We then continued along Curetes Street to the Library of Celsus.
That amazing building has statues in niches, Corinthian columns on the two-storeyed building and marble covered with carved figures of Nike, Eros, and garlands. Some of the statues have words carved below them – e.g. sophia, episteme—showing what the statues symbolized.
We turned right at the Library and headed toward the main Ephesus theater, the one connected with St. Paul in Acts 19. The theater was from the 3rd century BCE but was enlarged by Romans to seat more than 25,000 people. After leaving Ephesus, we headed back to Kusadasi to a Turkish rug store where they served us apple tea and had a woman demonstrate how rugs are handmade. They then threw down one rug after another. As they did so, I watched Kathy’s eyes get bigger and bigger. Clearly we were going to be the proud owners of a rug of some kind when we left the store. After the sales talk was over, Kathy purchased a new rug for the dining room which will be delivered in about eight weeks.
We did a little shopping at vendors near the ship and then reboarded and headed off for a late afternoon on the island of Patmos. We’d been told that the tour offered wasn’t worthwhile –to just rent a taxi to take us to the Monastery of St. John the Theologian and the Cave of the Apocalypse—and I knew that after Ephesus I wouldn’t be able to walk up the many stairs to the monastery so we planned to just drive by and see them. We went to the taxi station and were told to come back in about an hour If that’s what we wanted a taxi to do. We headed into the Chora, the town on the island, and got some dinner and then an ice cream. We returned to the taxi station where we were told that a taxi driver would take us to the Cave of the Apocalypse, wait for us to get out and look around, take us as close to the Monastery of St. John as possible, stop while we took a picture or two, and then bring us back to the taxi station for 60 euros. The taxi driver pulled up and the dispatcher explained that to him. He agreed. We headed up the windy narrow road of the mountain to the Cave of the Apocalypse. As the cabbie drove he talked on his phone, driving about 60 mph and paying little attention to the road or its turns. It made me nervous. When we got to the Cave he told us to get out, that he’d be back for us in a half an hour or so. We explained that he was supposed to say but he said that he wasn’t doing that. Several people standing around tried to get in the taxi saying he’d promised them that he’d be back for them and he hadn’t returned but he drove off without any of us/them. We made our way over to the steps going down to the cave. There were too many for me but Kathy went down to the tiny grotto where John was supposed to have gotten the visions that he put in Revelation.

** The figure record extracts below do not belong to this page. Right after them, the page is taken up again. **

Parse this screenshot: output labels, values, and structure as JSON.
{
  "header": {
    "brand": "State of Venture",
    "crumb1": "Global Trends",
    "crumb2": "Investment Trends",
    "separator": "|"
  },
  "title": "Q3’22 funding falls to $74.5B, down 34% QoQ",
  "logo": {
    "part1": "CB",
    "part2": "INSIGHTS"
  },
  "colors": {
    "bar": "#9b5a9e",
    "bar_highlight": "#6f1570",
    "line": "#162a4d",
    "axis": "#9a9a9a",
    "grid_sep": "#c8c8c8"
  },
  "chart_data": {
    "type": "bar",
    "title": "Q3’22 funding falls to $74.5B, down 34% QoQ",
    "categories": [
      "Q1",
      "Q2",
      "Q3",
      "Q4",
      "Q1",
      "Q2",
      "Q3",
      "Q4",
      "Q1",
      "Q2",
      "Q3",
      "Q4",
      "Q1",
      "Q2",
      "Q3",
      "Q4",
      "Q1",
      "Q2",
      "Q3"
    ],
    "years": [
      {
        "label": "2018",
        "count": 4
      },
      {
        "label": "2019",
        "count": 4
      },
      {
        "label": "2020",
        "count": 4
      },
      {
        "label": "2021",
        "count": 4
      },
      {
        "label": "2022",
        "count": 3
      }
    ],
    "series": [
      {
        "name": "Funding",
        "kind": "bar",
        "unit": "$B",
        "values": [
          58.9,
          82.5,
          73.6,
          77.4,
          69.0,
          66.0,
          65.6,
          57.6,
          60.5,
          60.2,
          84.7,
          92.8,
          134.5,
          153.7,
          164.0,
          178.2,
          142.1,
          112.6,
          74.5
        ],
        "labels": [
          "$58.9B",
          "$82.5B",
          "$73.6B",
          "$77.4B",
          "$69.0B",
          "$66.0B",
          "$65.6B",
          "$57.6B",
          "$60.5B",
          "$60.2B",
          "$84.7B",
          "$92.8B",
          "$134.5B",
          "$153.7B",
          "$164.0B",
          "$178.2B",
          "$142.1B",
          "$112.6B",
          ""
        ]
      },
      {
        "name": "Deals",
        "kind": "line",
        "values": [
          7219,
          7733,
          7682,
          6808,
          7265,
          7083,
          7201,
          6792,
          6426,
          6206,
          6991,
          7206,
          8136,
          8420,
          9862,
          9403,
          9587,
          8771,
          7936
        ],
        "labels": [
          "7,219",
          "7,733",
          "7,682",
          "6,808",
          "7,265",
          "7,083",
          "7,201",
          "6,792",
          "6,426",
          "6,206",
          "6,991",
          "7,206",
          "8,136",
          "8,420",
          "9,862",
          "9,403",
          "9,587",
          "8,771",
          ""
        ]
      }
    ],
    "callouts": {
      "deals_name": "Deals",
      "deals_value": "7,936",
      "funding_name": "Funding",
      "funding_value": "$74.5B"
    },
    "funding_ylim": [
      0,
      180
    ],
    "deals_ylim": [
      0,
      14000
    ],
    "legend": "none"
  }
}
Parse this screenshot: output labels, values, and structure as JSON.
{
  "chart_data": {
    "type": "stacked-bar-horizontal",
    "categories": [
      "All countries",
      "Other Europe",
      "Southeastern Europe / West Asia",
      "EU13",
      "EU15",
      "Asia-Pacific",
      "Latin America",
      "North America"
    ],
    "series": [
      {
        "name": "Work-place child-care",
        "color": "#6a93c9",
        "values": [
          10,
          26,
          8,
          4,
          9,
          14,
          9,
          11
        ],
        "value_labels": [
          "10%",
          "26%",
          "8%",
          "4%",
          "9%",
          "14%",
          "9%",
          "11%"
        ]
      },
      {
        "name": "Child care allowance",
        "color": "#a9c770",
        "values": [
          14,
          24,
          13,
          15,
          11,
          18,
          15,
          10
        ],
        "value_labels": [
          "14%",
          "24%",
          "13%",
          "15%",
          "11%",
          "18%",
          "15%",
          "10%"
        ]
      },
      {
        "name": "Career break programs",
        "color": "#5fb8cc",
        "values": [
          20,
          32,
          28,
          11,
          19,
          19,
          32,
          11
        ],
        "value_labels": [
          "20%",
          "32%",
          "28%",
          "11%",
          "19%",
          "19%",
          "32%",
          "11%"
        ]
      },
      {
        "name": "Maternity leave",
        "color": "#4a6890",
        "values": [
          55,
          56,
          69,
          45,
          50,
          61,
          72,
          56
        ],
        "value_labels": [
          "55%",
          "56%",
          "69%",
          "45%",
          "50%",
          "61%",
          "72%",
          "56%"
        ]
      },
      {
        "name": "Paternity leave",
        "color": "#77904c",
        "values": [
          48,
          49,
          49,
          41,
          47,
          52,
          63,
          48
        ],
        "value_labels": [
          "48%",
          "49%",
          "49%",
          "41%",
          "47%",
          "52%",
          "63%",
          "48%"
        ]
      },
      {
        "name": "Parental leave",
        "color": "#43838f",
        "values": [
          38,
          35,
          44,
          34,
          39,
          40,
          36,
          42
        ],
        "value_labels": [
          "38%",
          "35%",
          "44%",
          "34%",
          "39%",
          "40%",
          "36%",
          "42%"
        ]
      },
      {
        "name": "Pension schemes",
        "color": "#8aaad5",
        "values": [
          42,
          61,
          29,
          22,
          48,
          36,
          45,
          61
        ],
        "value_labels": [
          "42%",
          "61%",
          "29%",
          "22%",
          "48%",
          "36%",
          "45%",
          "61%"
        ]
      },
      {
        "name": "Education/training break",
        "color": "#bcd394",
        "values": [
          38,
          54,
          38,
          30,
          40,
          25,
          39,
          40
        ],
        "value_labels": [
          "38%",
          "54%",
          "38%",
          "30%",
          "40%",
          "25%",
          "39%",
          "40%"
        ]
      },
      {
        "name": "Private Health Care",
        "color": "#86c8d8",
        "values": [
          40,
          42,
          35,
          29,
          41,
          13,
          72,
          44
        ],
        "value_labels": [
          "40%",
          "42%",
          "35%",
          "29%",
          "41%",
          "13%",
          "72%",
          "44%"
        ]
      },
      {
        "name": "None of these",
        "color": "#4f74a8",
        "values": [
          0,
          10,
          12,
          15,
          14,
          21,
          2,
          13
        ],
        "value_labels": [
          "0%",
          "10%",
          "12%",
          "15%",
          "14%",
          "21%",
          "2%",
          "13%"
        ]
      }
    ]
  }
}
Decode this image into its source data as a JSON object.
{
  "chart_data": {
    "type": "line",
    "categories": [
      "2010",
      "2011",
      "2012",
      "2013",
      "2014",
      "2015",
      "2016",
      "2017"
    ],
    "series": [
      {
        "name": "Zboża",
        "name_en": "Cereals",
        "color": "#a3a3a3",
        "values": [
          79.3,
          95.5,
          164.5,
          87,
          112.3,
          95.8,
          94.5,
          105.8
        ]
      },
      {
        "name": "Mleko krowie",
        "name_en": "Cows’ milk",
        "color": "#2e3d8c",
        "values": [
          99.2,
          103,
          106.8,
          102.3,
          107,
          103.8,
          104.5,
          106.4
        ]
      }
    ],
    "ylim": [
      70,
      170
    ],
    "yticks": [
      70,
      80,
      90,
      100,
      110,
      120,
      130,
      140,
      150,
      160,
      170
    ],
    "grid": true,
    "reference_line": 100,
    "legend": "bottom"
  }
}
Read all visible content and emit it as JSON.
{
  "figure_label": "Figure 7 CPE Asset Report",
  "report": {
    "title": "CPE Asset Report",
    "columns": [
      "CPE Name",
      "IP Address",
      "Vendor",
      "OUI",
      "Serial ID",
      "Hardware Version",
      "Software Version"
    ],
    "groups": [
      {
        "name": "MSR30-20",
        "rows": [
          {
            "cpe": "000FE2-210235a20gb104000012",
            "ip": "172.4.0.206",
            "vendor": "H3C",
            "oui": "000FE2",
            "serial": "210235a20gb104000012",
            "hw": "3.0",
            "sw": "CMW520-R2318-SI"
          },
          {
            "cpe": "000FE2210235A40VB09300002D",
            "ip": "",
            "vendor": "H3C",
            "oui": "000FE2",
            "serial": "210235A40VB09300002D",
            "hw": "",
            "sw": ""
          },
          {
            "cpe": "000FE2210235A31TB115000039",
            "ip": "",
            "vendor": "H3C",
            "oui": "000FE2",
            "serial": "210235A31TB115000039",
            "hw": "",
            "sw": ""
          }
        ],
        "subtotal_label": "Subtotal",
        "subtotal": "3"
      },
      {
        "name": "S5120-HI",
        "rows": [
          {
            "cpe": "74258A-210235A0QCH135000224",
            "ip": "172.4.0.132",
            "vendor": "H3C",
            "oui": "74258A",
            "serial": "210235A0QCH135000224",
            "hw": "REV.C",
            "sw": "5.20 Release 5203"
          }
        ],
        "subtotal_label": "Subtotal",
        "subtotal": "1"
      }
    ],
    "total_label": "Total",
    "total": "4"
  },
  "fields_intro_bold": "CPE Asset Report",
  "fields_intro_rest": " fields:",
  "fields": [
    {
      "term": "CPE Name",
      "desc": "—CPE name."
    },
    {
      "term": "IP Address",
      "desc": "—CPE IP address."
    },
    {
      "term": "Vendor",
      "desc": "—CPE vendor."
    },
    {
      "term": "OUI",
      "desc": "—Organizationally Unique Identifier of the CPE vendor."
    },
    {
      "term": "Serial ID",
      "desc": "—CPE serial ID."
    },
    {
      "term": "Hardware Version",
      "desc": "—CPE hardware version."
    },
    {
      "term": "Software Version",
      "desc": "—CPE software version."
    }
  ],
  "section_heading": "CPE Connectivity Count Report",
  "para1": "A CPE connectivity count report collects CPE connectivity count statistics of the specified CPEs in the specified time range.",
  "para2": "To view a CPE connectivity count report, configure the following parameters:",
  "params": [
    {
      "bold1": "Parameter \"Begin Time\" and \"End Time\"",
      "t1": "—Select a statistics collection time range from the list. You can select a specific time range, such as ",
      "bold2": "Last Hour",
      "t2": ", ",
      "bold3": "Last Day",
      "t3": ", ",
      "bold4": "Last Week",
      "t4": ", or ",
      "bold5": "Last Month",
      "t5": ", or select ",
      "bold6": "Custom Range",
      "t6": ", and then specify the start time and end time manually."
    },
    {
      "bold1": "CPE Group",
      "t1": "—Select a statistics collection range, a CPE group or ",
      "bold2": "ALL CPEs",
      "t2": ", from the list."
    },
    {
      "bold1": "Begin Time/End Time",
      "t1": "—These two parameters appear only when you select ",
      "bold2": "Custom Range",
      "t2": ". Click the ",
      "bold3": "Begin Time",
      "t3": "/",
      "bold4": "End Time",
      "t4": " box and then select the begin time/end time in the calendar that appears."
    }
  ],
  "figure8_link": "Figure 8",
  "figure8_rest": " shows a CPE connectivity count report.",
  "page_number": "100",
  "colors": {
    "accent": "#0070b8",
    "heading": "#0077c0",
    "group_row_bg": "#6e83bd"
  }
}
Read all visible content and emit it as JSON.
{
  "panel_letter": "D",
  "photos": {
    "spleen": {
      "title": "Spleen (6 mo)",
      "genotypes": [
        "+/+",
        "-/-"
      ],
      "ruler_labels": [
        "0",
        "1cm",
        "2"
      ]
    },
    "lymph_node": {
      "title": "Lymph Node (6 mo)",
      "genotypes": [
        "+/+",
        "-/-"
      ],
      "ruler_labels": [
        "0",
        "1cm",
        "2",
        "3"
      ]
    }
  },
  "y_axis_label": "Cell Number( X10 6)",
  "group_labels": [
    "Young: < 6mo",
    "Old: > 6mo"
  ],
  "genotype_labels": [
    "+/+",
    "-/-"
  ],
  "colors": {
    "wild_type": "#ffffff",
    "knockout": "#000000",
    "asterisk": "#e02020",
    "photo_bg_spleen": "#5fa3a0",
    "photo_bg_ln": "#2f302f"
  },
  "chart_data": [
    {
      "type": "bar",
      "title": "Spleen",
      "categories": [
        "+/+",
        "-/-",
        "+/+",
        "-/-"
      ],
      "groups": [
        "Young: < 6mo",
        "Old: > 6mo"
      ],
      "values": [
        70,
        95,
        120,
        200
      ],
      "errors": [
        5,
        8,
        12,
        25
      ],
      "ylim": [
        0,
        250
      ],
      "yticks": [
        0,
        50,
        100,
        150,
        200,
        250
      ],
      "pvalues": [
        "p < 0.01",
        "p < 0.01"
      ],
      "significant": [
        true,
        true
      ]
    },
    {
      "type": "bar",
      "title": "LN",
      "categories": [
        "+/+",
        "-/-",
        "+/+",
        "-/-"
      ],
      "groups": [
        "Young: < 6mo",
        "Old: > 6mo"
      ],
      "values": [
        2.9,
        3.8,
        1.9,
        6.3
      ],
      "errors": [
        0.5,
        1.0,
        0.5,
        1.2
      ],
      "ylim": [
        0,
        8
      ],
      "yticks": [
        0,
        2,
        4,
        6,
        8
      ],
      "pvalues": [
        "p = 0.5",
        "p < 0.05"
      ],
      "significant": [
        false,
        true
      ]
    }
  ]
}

When she came out we looked around a bit and checked out the building the cave was in with its mosaic showing John and Prochoros, his disciple who tradition says wrote his visions down. Finally the driver came back. He told us he’d take us to the monastery and drop us off, picking us up again in about an hour. We didn’t have that kind of time and I didn’t feel up to standing so we said to just take us back to the txi station. He refused saying he was picking up other people at the monastery. When we got to the top—he turned to the back seat and argued with us all the way up rather than watching the road—he told us to get out. We didn’t, so he said to Kathy, “Take a picture quick”
and put three other people in the cab with us to drive down the mountain as quickly as he could. All of us in the taxi couldn’t believe the way in which he drove. He was a cab driver from hell (pretty appropriate for Patmos). We walked around town a bit more and then headed to the ferry to take us back to the ship.
I was so glad to be leaving that island!